Revan pun masih mencoba membujuk dengan meraih tangan Sofie lalu menggenggamnya. Wajahnya dibuat memelas mungkin agar Sofie tidak lagi marah padanya.
“Percaya deh sama aku, Sayang. Aku gak berbuat apa pun, kebetulan aja ada barang itu di mobil kamu. Coba kamu ingat-ingat lagi, mungkin kamu pernah belanja lingerie baru ....” Sofie sontak mendelik pada Revan dengan matanya yang indah. Namun sepertinya Revan tidak pernah lagi melihat keindahan itu.
“Cukup, Mas! Ini bukan bahan becandaan!” Revan terdiam dan sedikit menundukkan kepalanya.
“Kamu keluar dari sini, aku mau sendiri ....” Revan masih belum bergerak sampai Sofia kembali mengusirnya.
“Mas Revan tolong! Aku butuh waktu untuk sendiri!” potong Sofie lagi makin mengusir suaminya keluar. Revan pun mengalah. Sambil menarik napas lesu, ia berdiri dan berjalan keluar kamar meninggalkan Sofie. Sofie menungkupkan kedua tangannya menutupi wajah dan menangis. Pria yang ia cintai kini bermain hati dengan wanita lain dan Sofie tidak bisa berbuat apa pun.
Di luar kamar, Revan mulai resah meski ia yakin masih memegang kendali pada Sofie. Toh bermain dengan Astrid bukanlah sesuatu yang harus jadi masalah, bukan?
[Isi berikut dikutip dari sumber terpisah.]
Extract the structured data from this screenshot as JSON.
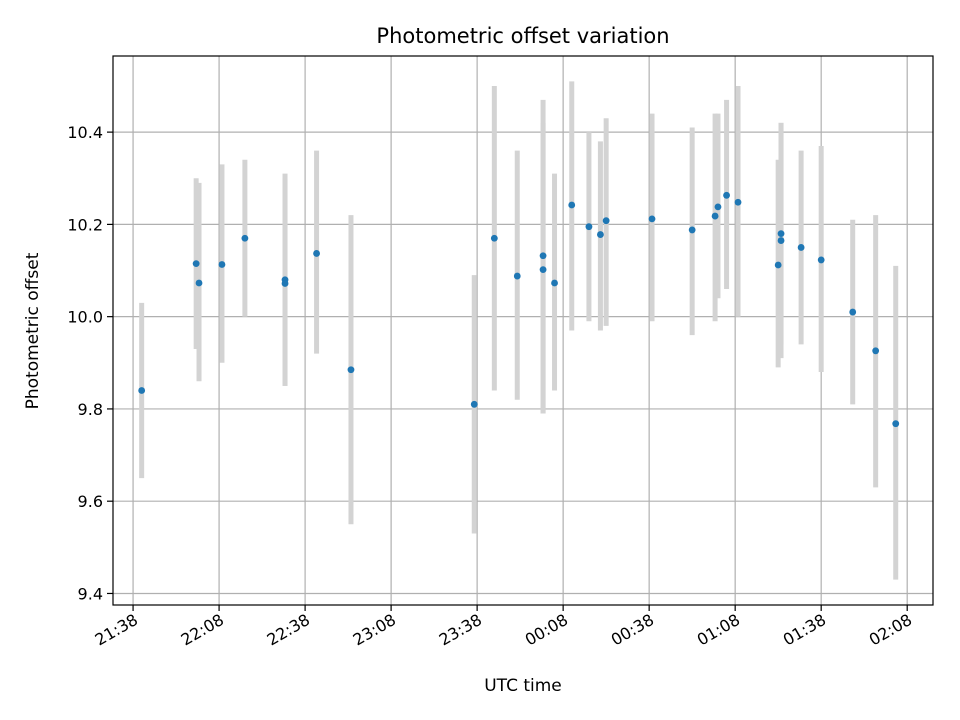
{
  "chart_data": {
    "type": "scatter",
    "title": "Photometric offset variation",
    "xlabel": "UTC time",
    "ylabel": "Photometric offset",
    "xlim": [
      "21:31",
      "02:17"
    ],
    "ylim": [
      9.375,
      10.565
    ],
    "grid": true,
    "x_ticks": [
      "21:38",
      "22:08",
      "22:38",
      "23:08",
      "23:38",
      "00:08",
      "00:38",
      "01:08",
      "01:38",
      "02:08"
    ],
    "y_ticks": [
      "9.4",
      "9.6",
      "9.8",
      "10.0",
      "10.2",
      "10.4"
    ],
    "colors": {
      "point": "#1f77b4",
      "errorbar": "#d3d3d3",
      "grid": "#b0b0b0"
    },
    "series": [
      {
        "points": [
          {
            "x": "21:41",
            "y": 9.84,
            "yerr": [
              9.65,
              10.03
            ]
          },
          {
            "x": "22:00",
            "y": 10.115,
            "yerr": [
              9.93,
              10.3
            ]
          },
          {
            "x": "22:01",
            "y": 10.073,
            "yerr": [
              9.86,
              10.29
            ]
          },
          {
            "x": "22:09",
            "y": 10.113,
            "yerr": [
              9.9,
              10.33
            ]
          },
          {
            "x": "22:17",
            "y": 10.17,
            "yerr": [
              10.0,
              10.34
            ]
          },
          {
            "x": "22:31",
            "y": 10.08,
            "yerr": [
              9.85,
              10.31
            ]
          },
          {
            "x": "22:31",
            "y": 10.072,
            "yerr": [
              9.85,
              10.3
            ]
          },
          {
            "x": "22:42",
            "y": 10.137,
            "yerr": [
              9.92,
              10.36
            ]
          },
          {
            "x": "22:54",
            "y": 9.885,
            "yerr": [
              9.55,
              10.22
            ]
          },
          {
            "x": "23:37",
            "y": 9.81,
            "yerr": [
              9.53,
              10.09
            ]
          },
          {
            "x": "23:44",
            "y": 10.17,
            "yerr": [
              9.84,
              10.5
            ]
          },
          {
            "x": "23:52",
            "y": 10.088,
            "yerr": [
              9.82,
              10.36
            ]
          },
          {
            "x": "00:01",
            "y": 10.132,
            "yerr": [
              9.79,
              10.47
            ]
          },
          {
            "x": "00:01",
            "y": 10.102,
            "yerr": [
              9.79,
              10.42
            ]
          },
          {
            "x": "00:05",
            "y": 10.073,
            "yerr": [
              9.84,
              10.31
            ]
          },
          {
            "x": "00:11",
            "y": 10.242,
            "yerr": [
              9.97,
              10.51
            ]
          },
          {
            "x": "00:17",
            "y": 10.195,
            "yerr": [
              9.99,
              10.4
            ]
          },
          {
            "x": "00:21",
            "y": 10.178,
            "yerr": [
              9.97,
              10.38
            ]
          },
          {
            "x": "00:23",
            "y": 10.208,
            "yerr": [
              9.98,
              10.43
            ]
          },
          {
            "x": "00:39",
            "y": 10.212,
            "yerr": [
              9.99,
              10.44
            ]
          },
          {
            "x": "00:53",
            "y": 10.188,
            "yerr": [
              9.96,
              10.41
            ]
          },
          {
            "x": "01:01",
            "y": 10.218,
            "yerr": [
              9.99,
              10.44
            ]
          },
          {
            "x": "01:02",
            "y": 10.238,
            "yerr": [
              10.04,
              10.44
            ]
          },
          {
            "x": "01:05",
            "y": 10.263,
            "yerr": [
              10.06,
              10.47
            ]
          },
          {
            "x": "01:09",
            "y": 10.248,
            "yerr": [
              10.0,
              10.5
            ]
          },
          {
            "x": "01:23",
            "y": 10.112,
            "yerr": [
              9.89,
              10.34
            ]
          },
          {
            "x": "01:24",
            "y": 10.18,
            "yerr": [
              9.94,
              10.42
            ]
          },
          {
            "x": "01:24",
            "y": 10.165,
            "yerr": [
              9.91,
              10.42
            ]
          },
          {
            "x": "01:31",
            "y": 10.15,
            "yerr": [
              9.94,
              10.36
            ]
          },
          {
            "x": "01:38",
            "y": 10.123,
            "yerr": [
              9.88,
              10.37
            ]
          },
          {
            "x": "01:49",
            "y": 10.01,
            "yerr": [
              9.81,
              10.21
            ]
          },
          {
            "x": "01:57",
            "y": 9.926,
            "yerr": [
              9.63,
              10.22
            ]
          },
          {
            "x": "02:04",
            "y": 9.768,
            "yerr": [
              9.43,
              10.11
            ]
          }
        ]
      }
    ]
  }
}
“Ah, jadi masalah deh ini! Kalau udah ngambek bisa berhari-hari,” gerutu Revan begitu turun dari kamarnya. Revan yang jengah dengan situasi pertengkaran rumah tangganya akhirnya menghubungi Astrid sambil sesekali menengok ke arah tangga kamarnya. Ia hanya harus memastikan jika istrinya, Sofie tidak tiba-tiba turun lalu memergokinya menghubungi kekasihnya itu.
“Kamu di mana?” tanya Revan begitu sambungan telepon itu tersambung.
“Di rumah. Bosen ni, Mas! Kita jalan-jalan yuk!” terdengar suara manja Astrid yang membuat Revan menyengir lebar.
“Ayuk, bentar ya! Aku ke sana, tunggu ya! Hehe!” Revan langsung menutup panggilan lalu berjalan mindik-mindik ke arah pintu depan sambil meraih kunci mobilnya. Lebih baik ia pergi bersenang-senang menghabiskan waktu libur dari pada menghadapi kekesalan dan kemarahan Sofie di rumah.
Mobil meluncur dari garasi melewati sedan yang diparkir Sofie sebelumnya tanpa pamit sama sekali. Sofie yang bisa mendengar jika ada mobil yang keluar dari garasi lantas langsung berjalan cepat ke arah balkon. Ia menyaksikan mobil suaminya pergi begitu saja dari rumah mereka keluar dari gerbang yang dibuka oleh salah satu satpam dan pergi.
"Kenapa Mas Revan malah pergi? Ya Tuhan ... apa benar Mas Revan selingkuh? Kalau benar, apa aku siap menghadapinya?" isak Sofie makin menangis dan luruh di lantai balkon kamar.